The Dogs of Peace by Rupert Croft-Cooke

W H Allen, 1973, 188 p.

Rupert Croft-Cooke, a prolific author in the immediate post-Second World War era, has been all but forgotten by the wider world in more recent years and his books are not easy to come by. He was though the favourite author of my dear friend Eric Brown (whose loss earlier this year I still have not come to terms with) and if not for his enthusiastic advocacy for Rupert, as Eric always called him, I might not have picked this up. As it was I was vaguely under the impression it would be a novel.

On starting to read it I discovered it was one of no less than twenty-one books of memoir (now classified under the general heading of The Sensual World) which had appeared by this edition’s publication date of 1973. Six more were to follow. The Dogs of Peace is the fifteenth in the series and relates to Croft-Cooke’s life in the aftermath of the Second World War. Not that knowledge of the earlier books is necessary in order to enjoy this one. Croft-Cooke’s writing is pellucid and entertaining and the book presents a picture of that lost world which is at once recognisable yet shadowy.

At times it is a catalogue of names of the literary great and good (and sometimes not so good) of the time. Croft-Cooke’s connection with the publishing world – not least his book reviewing for the weekly illustrated Sketch (he delightfully quotes one of his summings-up as “The whole story is milk-and-Waughter”) – means he was familiar with all the literary names we still recognise – and quite a few we don’t. Or at least I didn’t. He was a great admirer of the now also all but forgotten Oliver Onions whose work I have at least sampled.

Around this time Rupert inadvisedly launched a lawsuit against the publisher Hutchinson who had delayed publication of one of his books beyond the stipulated time frame in order to queer the pitch for the release of a later Croft-Cooke book due to appear from a different publisher. Rupert’s experience of the legal system is much as you would expect. An oddity I noticed was that he employed the word practicants rather than practitioners for its habituees.

The war had changed a lot in the country. Rupert reminisces about the circus troupe he had toured the country with in the thirties and spent quite some time trying to reconnect with a gypsy he had also travelled with in those days but was met with a high degree of suspicion.

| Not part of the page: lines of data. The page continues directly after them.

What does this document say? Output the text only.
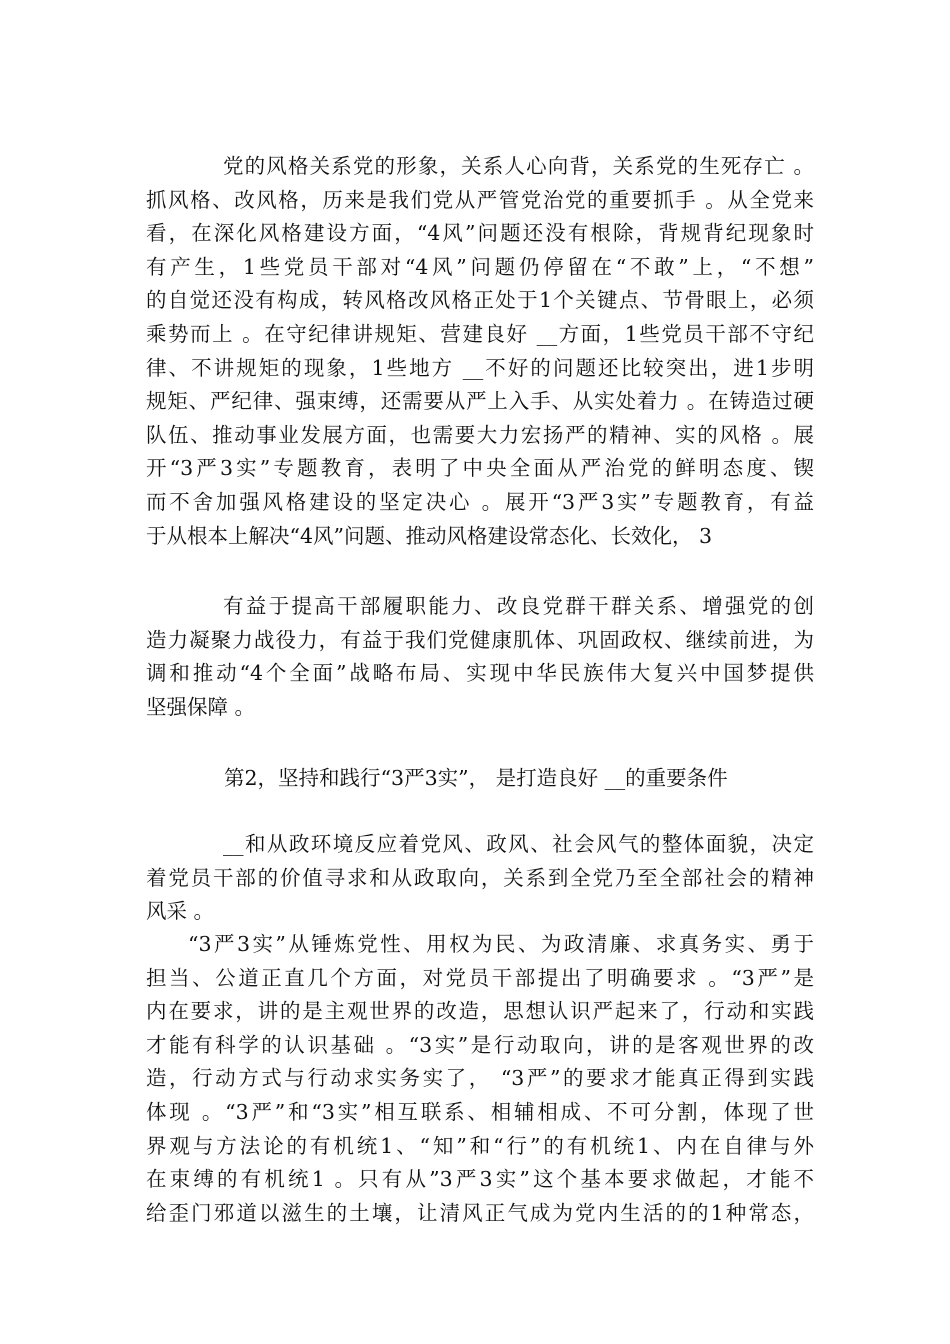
党的风格关系党的形象，关系人心向背，关系党的生死存亡 。
抓风格、改风格，历来是我们党从严管党治党的重要抓手 。从全党来
看，在深化风格建设方面，“4风”问题还没有根除，背规背纪现象时
有产生，1些党员干部对“4风”问题仍停留在“不敢”上，“不想”
的自觉还没有构成，转风格改风格正处于1个关键点、节骨眼上，必须
乘势而上 。在守纪律讲规矩、营建良好 __方面，1些党员干部不守纪
律、不讲规矩的现象，1些地方 __不好的问题还比较突出，进1步明
规矩、严纪律、强束缚，还需要从严上入手、从实处着力 。在铸造过硬
队伍、推动事业发展方面，也需要大力宏扬严的精神、实的风格 。展
开“3严3实”专题教育，表明了中央全面从严治党的鲜明态度、锲
而不舍加强风格建设的坚定决心 。展开“3严3实”专题教育，有益
于从根本上解决“4风”问题、推动风格建设常态化、长效化， 3
有益于提高干部履职能力、改良党群干群关系、增强党的创
造力凝聚力战役力，有益于我们党健康肌体、巩固政权、继续前进，为
调和推动“4个全面”战略布局、实现中华民族伟大复兴中国梦提供
坚强保障 。
第2，坚持和践行“3严3实”， 是打造良好 __的重要条件
__和从政环境反应着党风、政风、社会风气的整体面貌，决定
着党员干部的价值寻求和从政取向，关系到全党乃至全部社会的精神
风采 。
“3严3实”从锤炼党性、用权为民、为政清廉、求真务实、勇于
担当、公道正直几个方面，对党员干部提出了明确要求 。“3严”是
内在要求，讲的是主观世界的改造，思想认识严起来了，行动和实践
才能有科学的认识基础 。“3实”是行动取向，讲的是客观世界的改
造，行动方式与行动求实务实了， “3严”的要求才能真正得到实践
体现 。“3严”和“3实”相互联系、相辅相成、不可分割，体现了世
界观与方法论的有机统1、“知”和“行”的有机统1、内在自律与外
在束缚的有机统1 。只有从”3严3实”这个基本要求做起，才能不
给歪门邪道以滋生的土壤，让清风正气成为党内生活的的1种常态，
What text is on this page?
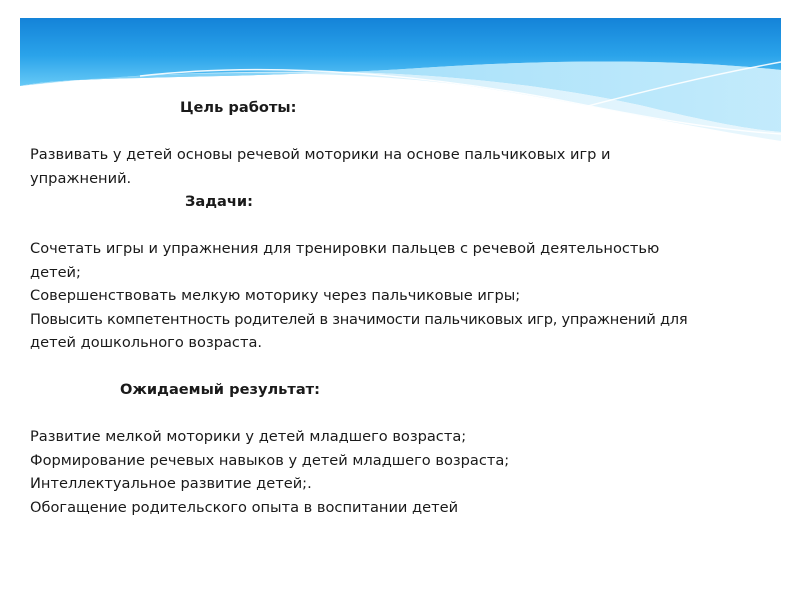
Цель работы:
Развивать у детей основы речевой моторики на основе пальчиковых игр и
упражнений.
Задачи:
Сочетать игры и упражнения для тренировки пальцев с речевой деятельностью
детей;
Совершенствовать мелкую моторику через пальчиковые игры;
Повысить компетентность родителей в значимости пальчиковых игр, упражнений для
детей дошкольного возраста.
Ожидаемый результат:
Развитие мелкой моторики у детей младшего возраста;
Формирование речевых навыков у детей младшего возраста;
Интеллектуальное развитие детей;.
Обогащение родительского опыта в воспитании детей
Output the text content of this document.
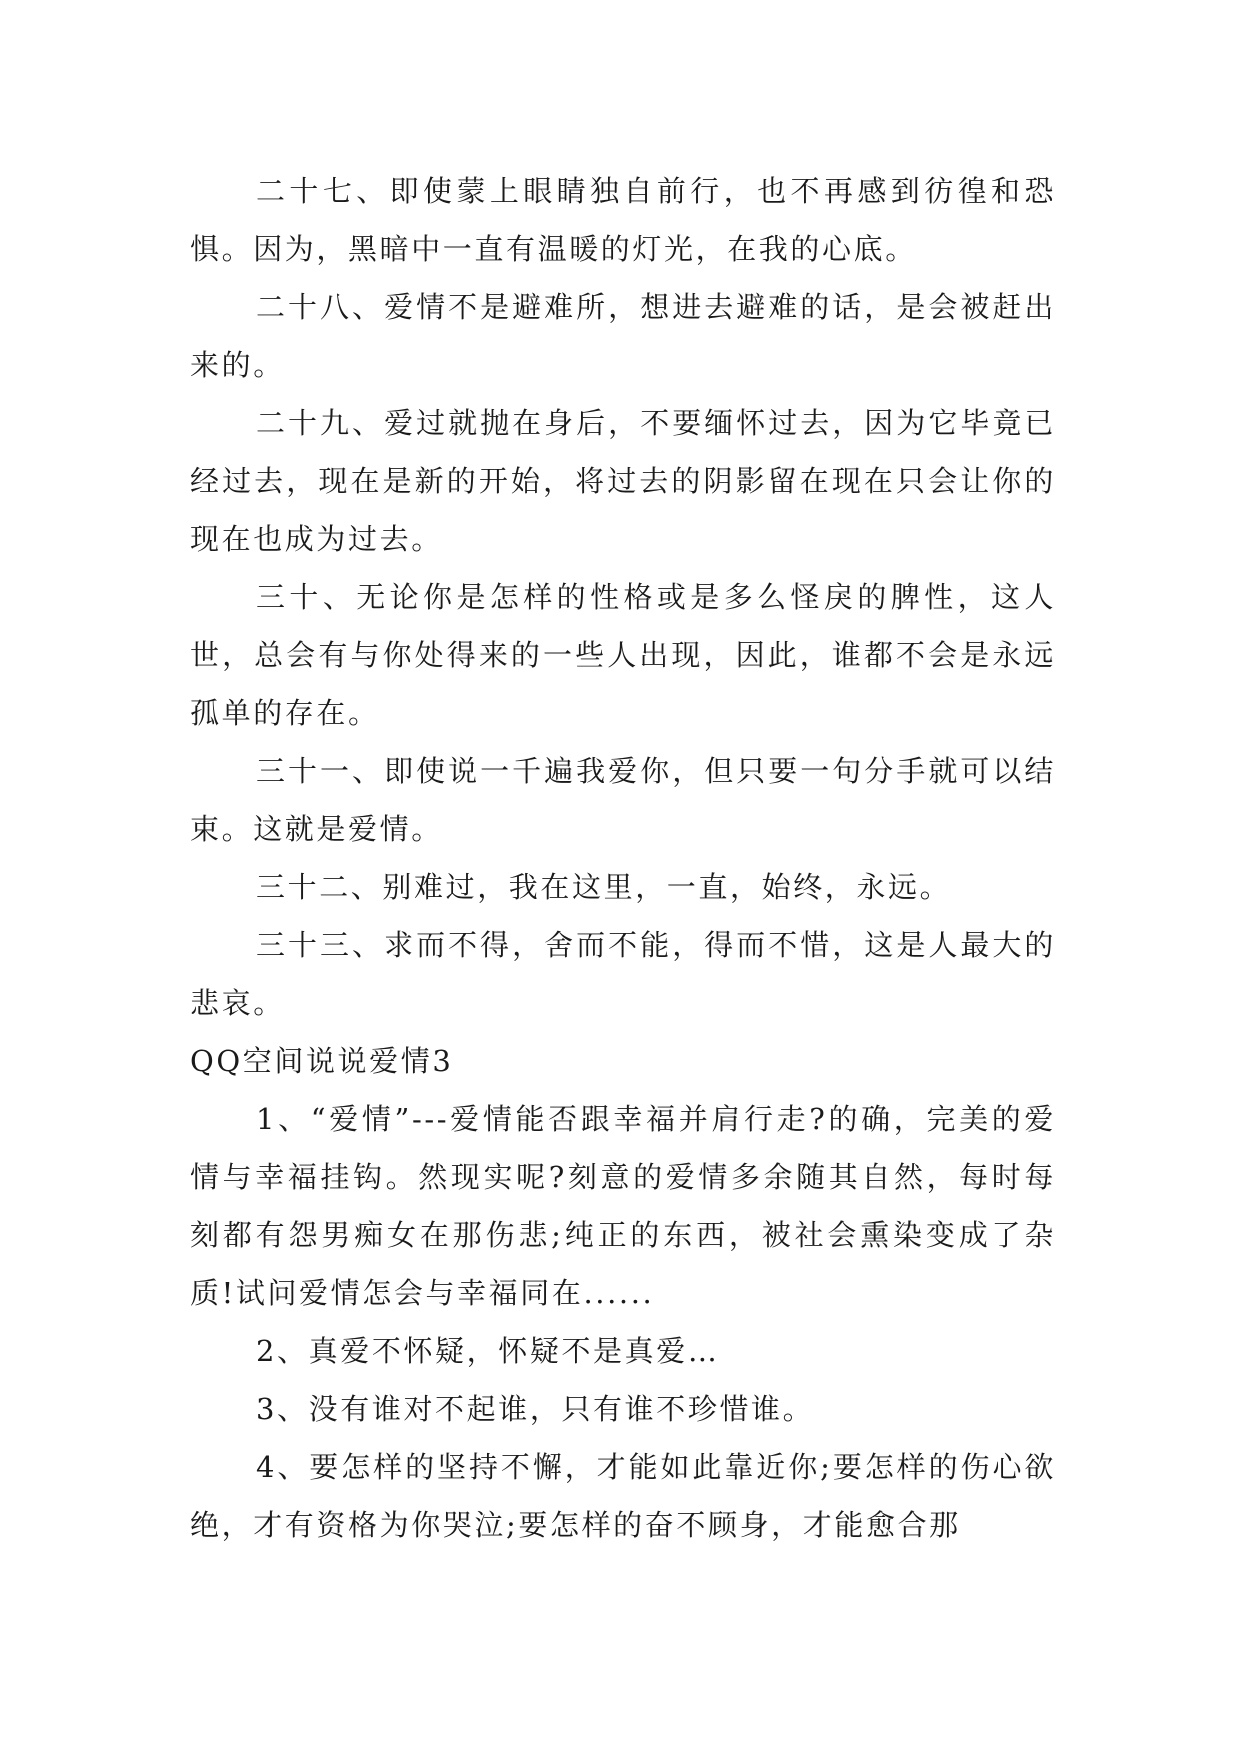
二十七、即使蒙上眼睛独自前行，也不再感到彷徨和恐惧。因为，黑暗中一直有温暖的灯光，在我的心底。

二十八、爱情不是避难所，想进去避难的话，是会被赶出来的。

二十九、爱过就抛在身后，不要缅怀过去，因为它毕竟已经过去，现在是新的开始，将过去的阴影留在现在只会让你的现在也成为过去。

三十、无论你是怎样的性格或是多么怪戾的脾性，这人世，总会有与你处得来的一些人出现，因此，谁都不会是永远孤单的存在。

三十一、即使说一千遍我爱你，但只要一句分手就可以结束。这就是爱情。

三十二、别难过，我在这里，一直，始终，永远。

三十三、求而不得，舍而不能，得而不惜，这是人最大的悲哀。

QQ空间说说爱情3

1、“爱情”---爱情能否跟幸福并肩行走?的确，完美的爱情与幸福挂钩。然现实呢?刻意的爱情多余随其自然，每时每刻都有怨男痴女在那伤悲;纯正的东西，被社会熏染变成了杂质!试问爱情怎会与幸福同在......

2、真爱不怀疑，怀疑不是真爱…

3、没有谁对不起谁，只有谁不珍惜谁。

4、要怎样的坚持不懈，才能如此靠近你;要怎样的伤心欲绝，才有资格为你哭泣;要怎样的奋不顾身，才能愈合那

He represents people’s attitudes towards the government as being resentful, saying the populace believed that government ineptitude denied them the fruits of victory. It doesn’t seem to have occurred to him (and, by extension, them) that the all but bankruptcy the UK endured as a result of the war might have had something to do with it. And of course, never having been occupied, the UK did not benefit from the Marshall Plan. Nevertheless the relative prosperity he noticed in his journey to France was striking. (I have to add that a similar difference exists today. I have only just returned from a fortnight in the Netherlands and the contrast with run-down Britain was stark. The road surfaces and signage were superb, the trains clean and on time and the supermarkets pristine and well-stocked.) Government ineptitude – not to say callousness – has certainly denied Britain any fruits at all in recent years.

Perhaps Rupert was a Tory, though. How else to explain his barbs directed at the Festival of Britain? He berates it in the book not just once but twice. He also contrasts the post-war Police with earlier incarnations, “it is generally recognised that between 1945 and 1960 much of the English police force was at its lowest a blackmailing, thieving, bullying lot of wastrels serving for the sake of the perks and exploiting the reputation for honesty and good nature which their predecessors had guarded ever since the days of the ‘peelers’.” Things haven’t moved on much since then. Perhaps they’re even worse.

Though never directly acknowledged (Rupert of course lived most of his life at a time when acting on such impulses was illegal and the habit of concealment can be difficult to break) his homosexuality can be adduced from a passage or two.

Overall this is an interesting and illuminating account of those mid-twentieth century years.

Sensitivity warning. Contains the word negro.

 

Pedant’s corner:- “parking metres” (meters,) “Micky Mouse” (Mickey) “Orson Welles’ acting” (Welles’s.)